November 8, 2024

Make Way for the Queens of Chess by

Chess #Chess

This month 10 of the best young female chess players in the country will compete in St. Louis for the title of U.S. Girls’ Junior Champion. It is the first in-person national championship among girls since the pandemic moved American chess online in early 2020. It is also the first such championship since the premiere of “The Queen’s Gambit,” the Netflix hit series about an orphan girl, Beth Harmon, partly based on American chess champ Bobby Fischer, who rises to the pinnacle of the chess world.

The tournament marks a transition point between Americans—especially American girls and women—and chess. Nearly half a century ago, Fischer’s Cold War shootout with the Soviet Union’s Boris Spassky ignited American passion for the game. But the Fischer phenomenon didn’t include women. Fischer even asserted in 1962 that women are “terrible chess players” and shouldn’t be involved in “intellectual affairs.”

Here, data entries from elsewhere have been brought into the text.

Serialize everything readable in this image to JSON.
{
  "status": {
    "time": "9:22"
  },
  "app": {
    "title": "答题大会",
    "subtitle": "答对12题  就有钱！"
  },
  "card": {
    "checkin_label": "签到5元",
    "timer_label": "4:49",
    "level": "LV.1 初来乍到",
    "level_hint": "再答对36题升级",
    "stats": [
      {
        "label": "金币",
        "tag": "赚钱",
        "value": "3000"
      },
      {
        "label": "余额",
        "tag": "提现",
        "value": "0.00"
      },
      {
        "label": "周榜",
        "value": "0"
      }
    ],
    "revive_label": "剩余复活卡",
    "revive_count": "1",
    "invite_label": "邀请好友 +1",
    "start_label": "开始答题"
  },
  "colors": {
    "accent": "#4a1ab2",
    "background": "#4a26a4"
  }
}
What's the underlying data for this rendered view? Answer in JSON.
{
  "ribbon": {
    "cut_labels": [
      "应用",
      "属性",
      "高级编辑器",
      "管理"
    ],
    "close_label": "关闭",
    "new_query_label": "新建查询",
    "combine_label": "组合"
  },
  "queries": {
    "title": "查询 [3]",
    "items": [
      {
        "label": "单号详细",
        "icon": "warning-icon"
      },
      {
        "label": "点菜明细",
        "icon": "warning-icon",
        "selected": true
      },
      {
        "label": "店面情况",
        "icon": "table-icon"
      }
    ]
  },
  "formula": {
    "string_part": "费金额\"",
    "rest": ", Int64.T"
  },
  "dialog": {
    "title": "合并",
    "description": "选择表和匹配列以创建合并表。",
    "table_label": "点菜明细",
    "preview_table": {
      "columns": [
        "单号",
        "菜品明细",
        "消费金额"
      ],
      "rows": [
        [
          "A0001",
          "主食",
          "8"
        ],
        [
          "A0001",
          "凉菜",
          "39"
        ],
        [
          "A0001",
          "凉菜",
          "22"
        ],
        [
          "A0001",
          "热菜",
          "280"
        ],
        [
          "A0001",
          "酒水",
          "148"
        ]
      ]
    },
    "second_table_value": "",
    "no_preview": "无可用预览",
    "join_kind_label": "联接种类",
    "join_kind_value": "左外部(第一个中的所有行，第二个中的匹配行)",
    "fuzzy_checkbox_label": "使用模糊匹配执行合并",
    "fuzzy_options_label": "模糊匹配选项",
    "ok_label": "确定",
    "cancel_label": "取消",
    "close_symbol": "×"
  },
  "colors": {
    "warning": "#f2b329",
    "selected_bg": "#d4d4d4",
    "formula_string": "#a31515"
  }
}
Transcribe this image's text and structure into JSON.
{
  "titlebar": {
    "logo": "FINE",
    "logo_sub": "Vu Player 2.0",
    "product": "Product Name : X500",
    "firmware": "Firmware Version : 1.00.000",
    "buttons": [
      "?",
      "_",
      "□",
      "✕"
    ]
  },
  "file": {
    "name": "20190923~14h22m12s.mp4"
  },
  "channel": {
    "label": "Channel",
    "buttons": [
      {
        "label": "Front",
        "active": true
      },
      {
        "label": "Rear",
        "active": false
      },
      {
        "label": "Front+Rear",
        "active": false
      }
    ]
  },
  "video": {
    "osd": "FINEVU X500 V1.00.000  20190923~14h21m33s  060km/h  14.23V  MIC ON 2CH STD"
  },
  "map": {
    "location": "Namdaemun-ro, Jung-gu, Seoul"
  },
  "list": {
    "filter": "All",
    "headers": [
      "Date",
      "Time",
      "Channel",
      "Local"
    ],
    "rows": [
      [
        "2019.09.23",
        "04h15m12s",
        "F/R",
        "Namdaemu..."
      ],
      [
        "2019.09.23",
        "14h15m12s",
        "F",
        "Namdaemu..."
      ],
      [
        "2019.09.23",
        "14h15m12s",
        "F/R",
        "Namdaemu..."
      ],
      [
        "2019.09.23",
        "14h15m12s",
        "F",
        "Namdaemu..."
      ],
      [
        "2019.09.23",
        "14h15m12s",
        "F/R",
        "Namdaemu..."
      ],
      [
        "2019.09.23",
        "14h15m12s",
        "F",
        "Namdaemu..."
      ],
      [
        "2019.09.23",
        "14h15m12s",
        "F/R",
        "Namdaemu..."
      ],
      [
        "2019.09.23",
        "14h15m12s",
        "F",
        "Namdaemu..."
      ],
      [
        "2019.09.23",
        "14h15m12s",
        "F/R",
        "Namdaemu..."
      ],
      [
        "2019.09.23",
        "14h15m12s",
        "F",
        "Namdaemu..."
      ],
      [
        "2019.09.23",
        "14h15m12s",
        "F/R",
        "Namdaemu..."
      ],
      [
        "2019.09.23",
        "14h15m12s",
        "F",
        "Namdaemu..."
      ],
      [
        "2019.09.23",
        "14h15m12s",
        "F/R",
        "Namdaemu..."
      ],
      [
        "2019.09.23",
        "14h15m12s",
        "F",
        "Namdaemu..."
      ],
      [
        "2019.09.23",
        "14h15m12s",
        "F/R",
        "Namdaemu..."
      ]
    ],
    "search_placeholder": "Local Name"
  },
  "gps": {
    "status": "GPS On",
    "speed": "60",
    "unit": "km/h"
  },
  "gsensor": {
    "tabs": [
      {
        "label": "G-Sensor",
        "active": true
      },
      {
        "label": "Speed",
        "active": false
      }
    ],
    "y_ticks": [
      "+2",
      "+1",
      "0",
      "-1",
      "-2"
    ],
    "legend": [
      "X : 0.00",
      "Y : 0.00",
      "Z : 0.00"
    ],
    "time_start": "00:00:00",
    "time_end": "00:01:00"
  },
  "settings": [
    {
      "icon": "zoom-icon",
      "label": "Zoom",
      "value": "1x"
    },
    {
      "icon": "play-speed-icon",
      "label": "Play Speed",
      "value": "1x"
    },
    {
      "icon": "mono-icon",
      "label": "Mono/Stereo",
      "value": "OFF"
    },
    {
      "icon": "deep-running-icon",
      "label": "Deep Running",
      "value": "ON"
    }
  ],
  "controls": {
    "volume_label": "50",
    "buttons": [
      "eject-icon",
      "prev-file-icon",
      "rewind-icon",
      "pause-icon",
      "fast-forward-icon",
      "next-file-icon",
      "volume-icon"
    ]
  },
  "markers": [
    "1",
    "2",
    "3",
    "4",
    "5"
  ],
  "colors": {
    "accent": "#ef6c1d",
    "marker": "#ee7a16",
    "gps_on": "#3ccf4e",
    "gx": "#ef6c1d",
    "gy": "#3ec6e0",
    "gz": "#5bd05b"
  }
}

The recent chess boom has brought new players to the game, and a higher percentage of women have been playing on chess.com since the debut of “The Queen’s Gambit.” Sales of chess sets have grown, as have the number of games played online, with millions of new members signing up.

Now, with life starting to return to normal, will interest in chess fade? And, in particular, will it fade for women and girls?

I think not. What we are witnessing is anything but a fad.

American chess has been gathering strength for at least a decade now. Inclusion in chess has been helped by clubs and camps for girls, along with women’s tournaments with unprecedented prize money. The $100,000 purse in the 2018 U.S. Women’s Chess Championship was four times what it was in 2008.

To see the impact of these changes, compare the competitive environment I faced as an emerging player in the late 1990s with what exists today.

A generation ago, there was no U.S. Girls’ Junior Championship. When I was 17, I played the U.S. Junior Open instead, taking a long solo bus ride to upstate New York, with a few changes of clothes and a dream of becoming the first female champion. After winning my games, I took a Greyhound back to Philadelphia, accidentally leaving my giant trophy behind in the luggage compartment. To me, the title was all that mattered.

Today, most girls play women’s events as well as unrestricted ones, where they break numerous records. The top seed at the St. Louis event is Annie Wang, a 19-year-old MIT student who in 2019 became the first female to win the Pan-American Junior Championship in Bolivia.

Top-flight competition among American girls wasn’t possible in the 1990s and early 2000s. When I earned the title of Chess Master, equating to a ranking of 2200, in 1996, at the age of 15, there were only a few American girls at that level.

Today, 16 girls under 21 have U.S. Chess Federation ratings of close to 2200 or above. Among the 10 girls who will play in St. Louis, the youngest—11-year-old Alice Lee, of Minnesota—surpassed the 2000 threshold when she was eight.

The growth of high-level talent among American girls is spectacular. And while the top players are getting stronger, the base is also widening.

Historically, girls and women haven’t been well-represented in chess primarily because their marginal position in self-perpetuating. How much fun is it for a 15-year-old girl to attend a tournament where there are no other girls to hang out with? I pulled back from chess at age 13 for this reason. I pined for my elementary school days, where I’d eat chips and study chess with other girls. I came back to it because my family loved the game—both my brother, Greg, and father, Michael, are chess champions. But most girls who leave the game never look back.

As the obstacles to girls in chess break down, more will share in the game’s benefits. They’ll lose themselves in play, meet people of different backgrounds, and strengthen their cognitive muscles as well as their confidence and decision-making. They’ll also gain through networking, college admissions and scholarships.

The awful pandemic and “The Queen’s Gambit” gave chess a big boost. But this boost won’t fade. Anyone who loves the show will make sure their daughters are exposed to chess.

As Anya Taylor-Joy, the actress who played Beth Harmon in “The Queen’s Gambit,” told my girls club at the U.S. Chess Federation: “Make way for a whole bunch of queens.”

Ms. Shahade is women’s program director for the U.S. Chess Federation. She is a two-time U.S. women’s champion in chess and was the first female winner of the U.S. Junior Open.